Tuesday 23 September 2014

Summing up this morning in one word: UGH!

I should probably explain why that word sums up my morning. See, I went to see the consultant at St. James about having more radioiodine treatment. Now, when I read the letter which said I would be having more radioiodine treatment, I assumed that I would take the radioiodine and then go home. I made that assumption because I didn't think the dosage would be as huge as it was last June, and there'd be no need to stay in hospital. I'm not sure why I thought that, but I did. I was very wrong, indeed! 

The scans showed up some abnormal nodes, and the three options for fixing these abnormal nodes are: surgery, external radiotherapy, and radioiodine. Surgery is too risky, as it is right along a nerve and could damage my voice, and external radiotherapy has too many long-term side effects. So the only real option is radio The consultant explained it all really well, and I didn't come out of their feeling like I had even more questions like I have did when I spoke to that doctor on April 1st! It seemed much more organised this time. 

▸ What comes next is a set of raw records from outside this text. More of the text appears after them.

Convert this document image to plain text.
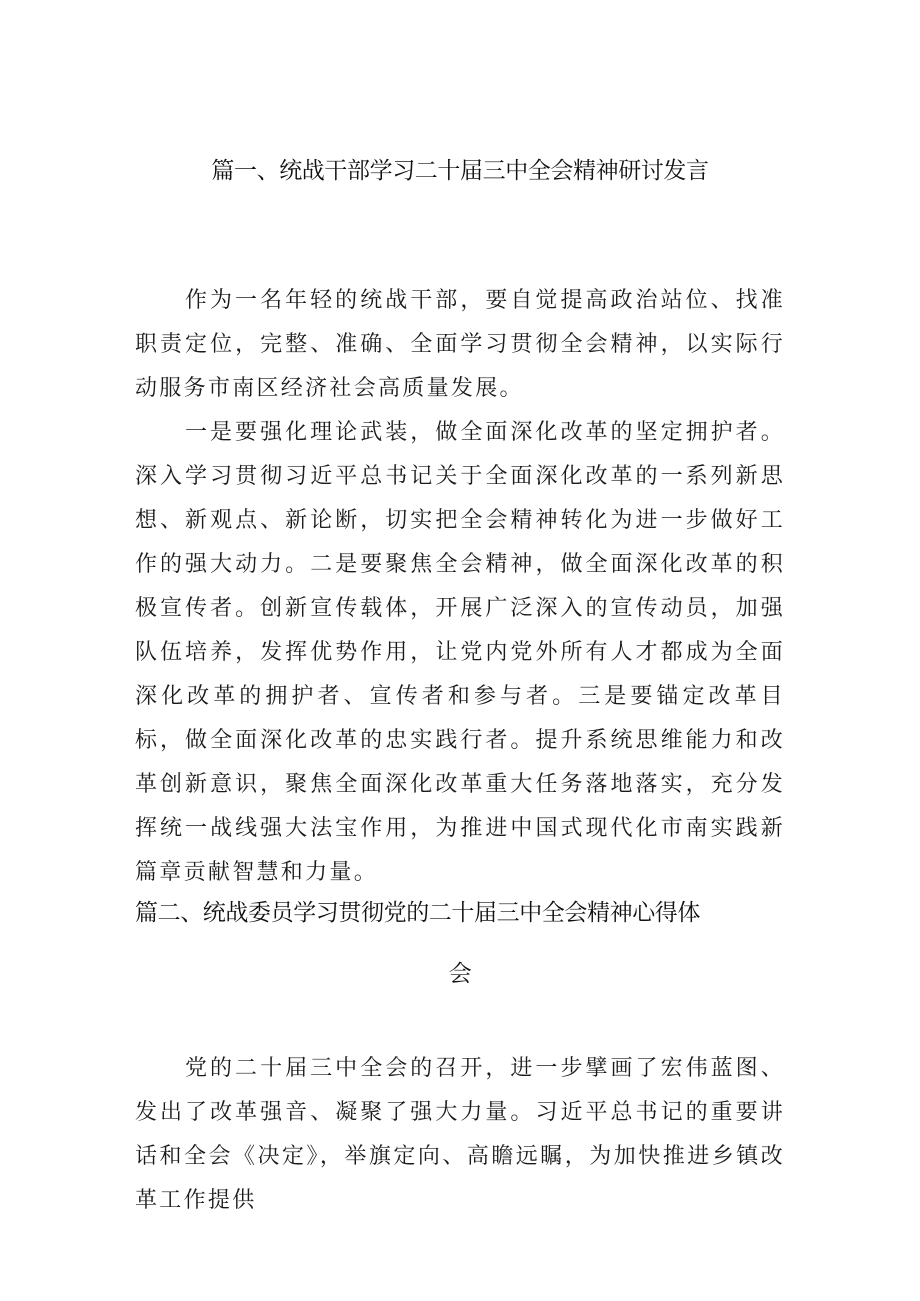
篇一、统战干部学习二十届三中全会精神研讨发言

作为一名年轻的统战干部，要自觉提高政治站位、找准职责定位，完整、准确、全面学习贯彻全会精神，以实际行动服务市南区经济社会高质量发展。

一是要强化理论武装，做全面深化改革的坚定拥护者。深入学习贯彻习近平总书记关于全面深化改革的一系列新思想、新观点、新论断，切实把全会精神转化为进一步做好工作的强大动力。二是要聚焦全会精神，做全面深化改革的积极宣传者。创新宣传载体，开展广泛深入的宣传动员，加强队伍培养，发挥优势作用，让党内党外所有人才都成为全面深化改革的拥护者、宣传者和参与者。三是要锚定改革目标，做全面深化改革的忠实践行者。提升系统思维能力和改革创新意识，聚焦全面深化改革重大任务落地落实，充分发挥统一战线强大法宝作用，为推进中国式现代化市南实践新篇章贡献智慧和力量。

篇二、统战委员学习贯彻党的二十届三中全会精神心得体
会

党的二十届三中全会的召开，进一步擘画了宏伟蓝图、发出了改革强音、凝聚了强大力量。习近平总书记的重要讲话和全会《决定》，举旗定向、高瞻远瞩，为加快推进乡镇改革工作提供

So I get why they want to do this particular treatment, I just don't want to go through with it. The specialist nurse took me to her office afterwards (she'd been sitting in on the consultation) and I just started crying. The nurse was very kind and understanding, and she tried to reassure me that things could be different this time around, because I know what to expect. I agreed, but I'm not frightened. Just fed up with it all. I feel like I'm working hard to get better, and I feel mostly okay, so why is it not over yet? I actually ended up going off on a massive tangent about all the health-related problems I've been having this summer, and she's referring me for counselling so I can offload on somebody else who's a bit more qualified to help me through it! 

I don't know when I'm going in for treatment. That hasn't been organised yet. They said mid-October, and I told them my birthday is early November so I really didn't want to have treatment then! I just hope they get back to me quickly with a date!